As many other commenters have pointed out, it is possible for net global wealth to increase (e.g., the increase in total real GDP). As far as I understand, the main reason this is possible is the development of new "technology" -- in the very general, economic sense of the word technology [0], which includes anything that increases the productivity of a single worker; this can include everything from new technology in the traditional sense to new processes (e.g., agile vs. waterfall for software development, or more optimal supply chains) and investment in infrastructure (e.g., better road networks).

For example, a single farmer today can not only produce many times more crop compared to a farmer 100 years ago, but also safely and efficiently distribute this produce to consumers across the globe. In general, assuming everyone in the economy works equally hard, the total production (i.e., the global net wealth) can increase as long as technology is increasing.

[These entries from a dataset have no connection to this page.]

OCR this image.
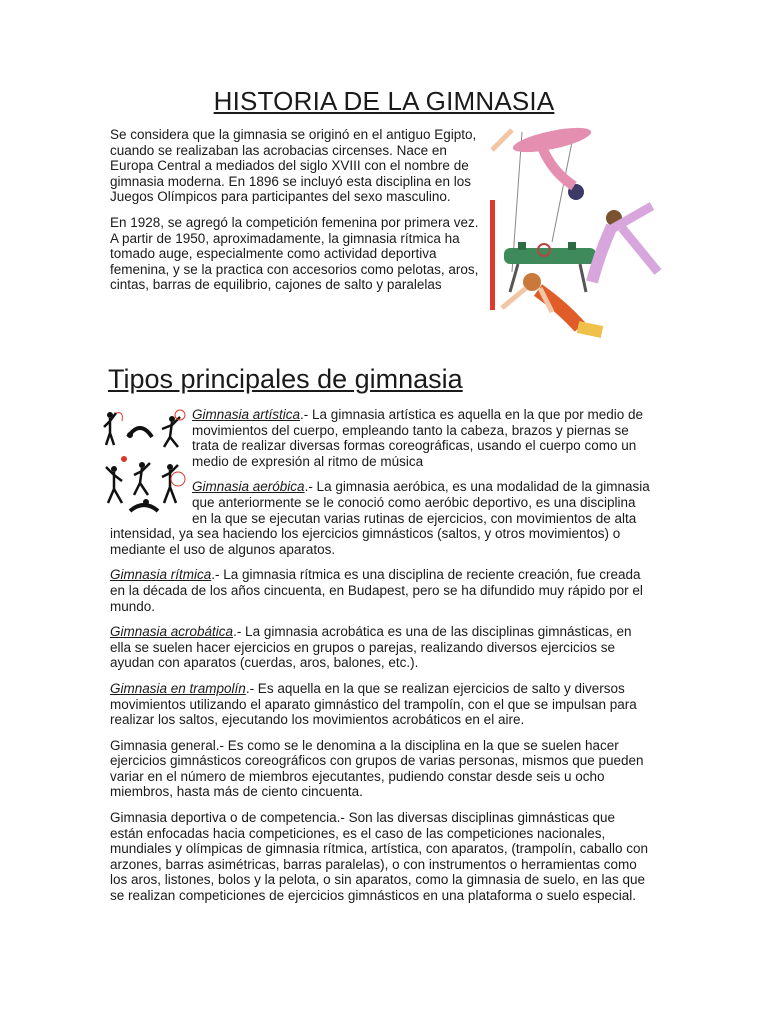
HISTORIA DE LA GIMNASIA

Se considera que la gimnasia se originó en el antiguo Egipto, cuando se realizaban las acrobacias circenses. Nace en Europa Central a mediados del siglo XVIII con el nombre de gimnasia moderna. En 1896 se incluyó esta disciplina en los Juegos Olímpicos para participantes del sexo masculino.

En 1928, se agregó la competición femenina por primera vez. A partir de 1950, aproximadamente, la gimnasia rítmica ha tomado auge, especialmente como actividad deportiva femenina, y se la practica con accesorios como pelotas, aros, cintas, barras de equilibrio, cajones de salto y paralelas

Tipos principales de gimnasia

Gimnasia artística.- La gimnasia artística es aquella en la que por medio de movimientos del cuerpo, empleando tanto la cabeza, brazos y piernas se trata de realizar diversas formas coreográficas, usando el cuerpo como un medio de expresión al ritmo de música

Gimnasia aeróbica.- La gimnasia aeróbica, es una modalidad de la gimnasia que anteriormente se le conoció como aeróbic deportivo, es una disciplina en la que se ejecutan varias rutinas de ejercicios, con movimientos de alta intensidad, ya sea haciendo los ejercicios gimnásticos (saltos, y otros movimientos) o mediante el uso de algunos aparatos.

Gimnasia rítmica.- La gimnasia rítmica es una disciplina de reciente creación, fue creada en la década de los años cincuenta, en Budapest, pero se ha difundido muy rápido por el mundo.

Gimnasia acrobática.- La gimnasia acrobática es una de las disciplinas gimnásticas, en ella se suelen hacer ejercicios en grupos o parejas, realizando diversos ejercicios se ayudan con aparatos (cuerdas, aros, balones, etc.).

Gimnasia en trampolín.- Es aquella en la que se realizan ejercicios de salto y diversos movimientos utilizando el aparato gimnástico del trampolín, con el que se impulsan para realizar los saltos, ejecutando los movimientos acrobáticos en el aire.

Gimnasia general.- Es como se le denomina a la disciplina en la que se suelen hacer ejercicios gimnásticos coreográficos con grupos de varias personas, mismos que pueden variar en el número de miembros ejecutantes, pudiendo constar desde seis u ocho miembros, hasta más de ciento cincuenta.

Gimnasia deportiva o de competencia.- Son las diversas disciplinas gimnásticas que están enfocadas hacia competiciones, es el caso de las competiciones nacionales, mundiales y olímpicas de gimnasia rítmica, artística, con aparatos, (trampolín, caballo con arzones, barras asimétricas, barras paralelas), o con instrumentos o herramientas como los aros, listones, bolos y la pelota, o sin aparatos, como la gimnasia de suelo, en las que se realizan competiciones de ejercicios gimnásticos en una plataforma o suelo especial.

[0] https://en.wikipedia.org/wiki/Production_function


Rich people tend to have most of their worth in stock. In theory, assuming your stock got more expensive, you get richer without anyone in particular getting poorer.

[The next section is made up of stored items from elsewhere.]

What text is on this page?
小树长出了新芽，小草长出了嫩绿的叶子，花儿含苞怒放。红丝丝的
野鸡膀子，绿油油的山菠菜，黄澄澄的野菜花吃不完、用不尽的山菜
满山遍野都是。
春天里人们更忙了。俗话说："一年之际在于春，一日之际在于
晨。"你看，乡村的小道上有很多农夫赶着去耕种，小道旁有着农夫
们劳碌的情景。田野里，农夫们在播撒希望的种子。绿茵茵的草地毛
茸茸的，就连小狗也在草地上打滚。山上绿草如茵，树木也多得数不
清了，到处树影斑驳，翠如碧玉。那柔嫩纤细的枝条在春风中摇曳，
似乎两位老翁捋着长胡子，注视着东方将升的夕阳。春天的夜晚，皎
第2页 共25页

Inflation = everyone in cash got poorer


Or. everyone with debt - which is usually a very large portion of the population - had their burden reduced.

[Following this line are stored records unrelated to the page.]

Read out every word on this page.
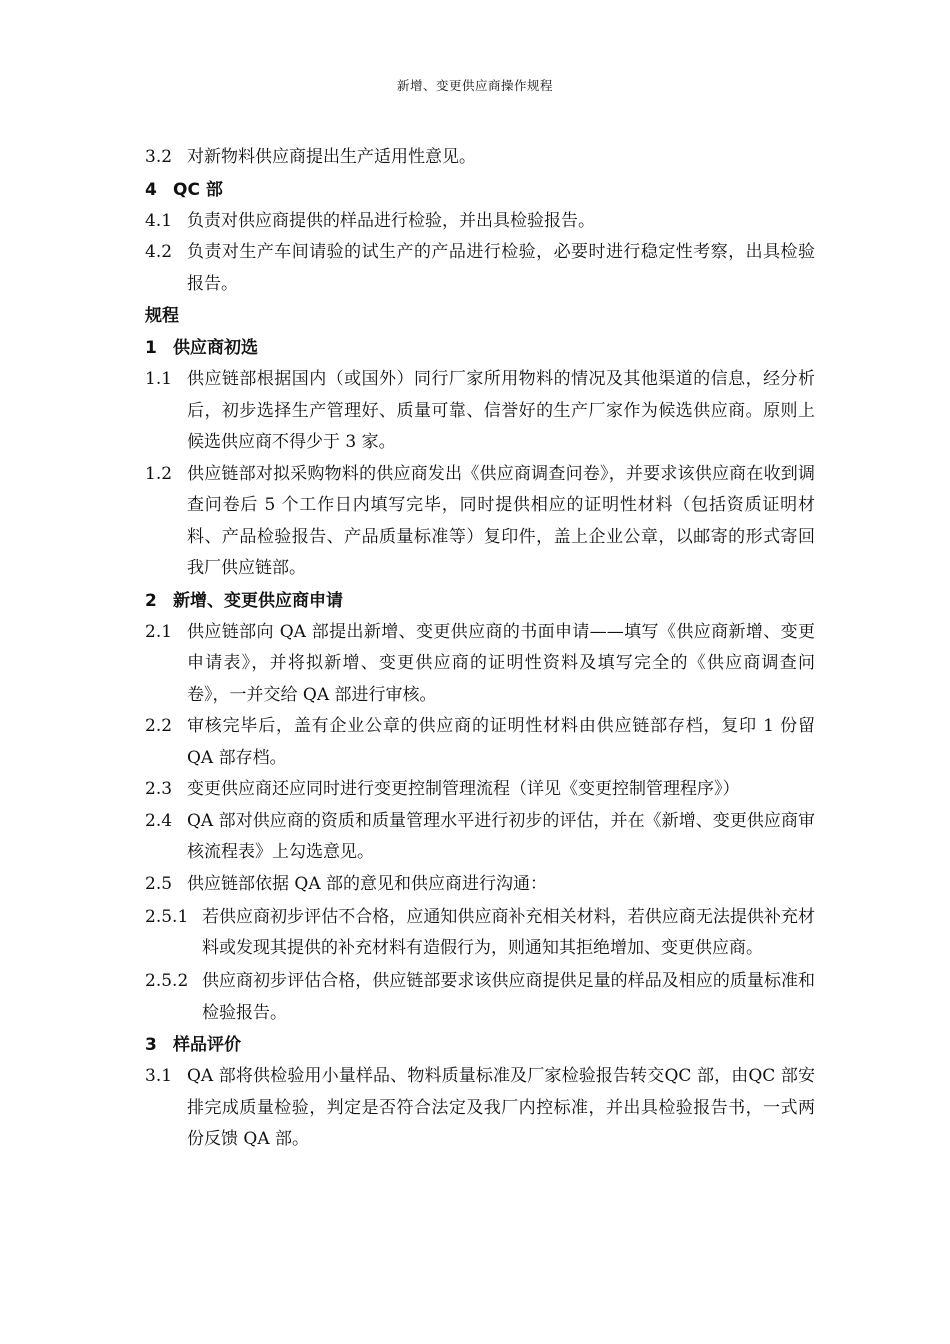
新增、变更供应商操作规程
3.2 对新物料供应商提出生产适用性意见。
4 QC 部
4.1 负责对供应商提供的样品进行检验，并出具检验报告。
4.2 负责对生产车间请验的试生产的产品进行检验，必要时进行稳定性考察，出具检验报告。
规程
1 供应商初选
1.1 供应链部根据国内（或国外）同行厂家所用物料的情况及其他渠道的信息，经分析后，初步选择生产管理好、质量可靠、信誉好的生产厂家作为候选供应商。原则上候选供应商不得少于 3 家。
1.2 供应链部对拟采购物料的供应商发出《供应商调查问卷》，并要求该供应商在收到调查问卷后 5 个工作日内填写完毕，同时提供相应的证明性材料（包括资质证明材料、产品检验报告、产品质量标准等）复印件，盖上企业公章，以邮寄的形式寄回我厂供应链部。
2 新增、变更供应商申请
2.1 供应链部向 QA 部提出新增、变更供应商的书面申请——填写《供应商新增、变更申请表》，并将拟新增、变更供应商的证明性资料及填写完全的《供应商调查问卷》，一并交给 QA 部进行审核。
2.2 审核完毕后，盖有企业公章的供应商的证明性材料由供应链部存档，复印 1 份留 QA 部存档。
2.3 变更供应商还应同时进行变更控制管理流程（详见《变更控制管理程序》）
2.4 QA 部对供应商的资质和质量管理水平进行初步的评估，并在《新增、变更供应商审核流程表》上勾选意见。
2.5 供应链部依据 QA 部的意见和供应商进行沟通：
2.5.1 若供应商初步评估不合格，应通知供应商补充相关材料，若供应商无法提供补充材料或发现其提供的补充材料有造假行为，则通知其拒绝增加、变更供应商。
2.5.2 供应商初步评估合格，供应链部要求该供应商提供足量的样品及相应的质量标准和检验报告。
3 样品评价
3.1 QA 部将供检验用小量样品、物料质量标准及厂家检验报告转交QC 部，由QC 部安排完成质量检验，判定是否符合法定及我厂内控标准，并出具检验报告书，一式两份反馈 QA 部。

edit: Ability to pay grows with inflation, by definition. Unless you have a particularly unusual type of debt, the principle is constant and the interest is based on the remaining principle and is therefor a pre-inflation value. Wages grow in absolute terms (even though their purchasing power is otherwise constant), so the debt is easier to pay off.


Along with their ability to repay their debt, so that's a wash.


Not if you have bitcoins, right?


The theory is naive, dismissive, and wrong. Stock value increases are coming from optimizations within companies that reduce employee benefits and compensation. On the consumer side of things, profits also come from taking advantage of deregulation, lowering the quality and safety of consumer products and services. Executive leadership and investors are pocketing gains made from making everyone else's lives worse.

Getting richer has a strong relationship with making others poorer.


Are you saying stock value increases only come from reducing employee benefits and compensation or from lowering the quality and safety of products and services? Seems like that is simply not true across the board. If a company sells say software they could easily grow revenue and profits without changing their product or reducing employee benefits and compensation. Their earnings would be higher and their stock would go up.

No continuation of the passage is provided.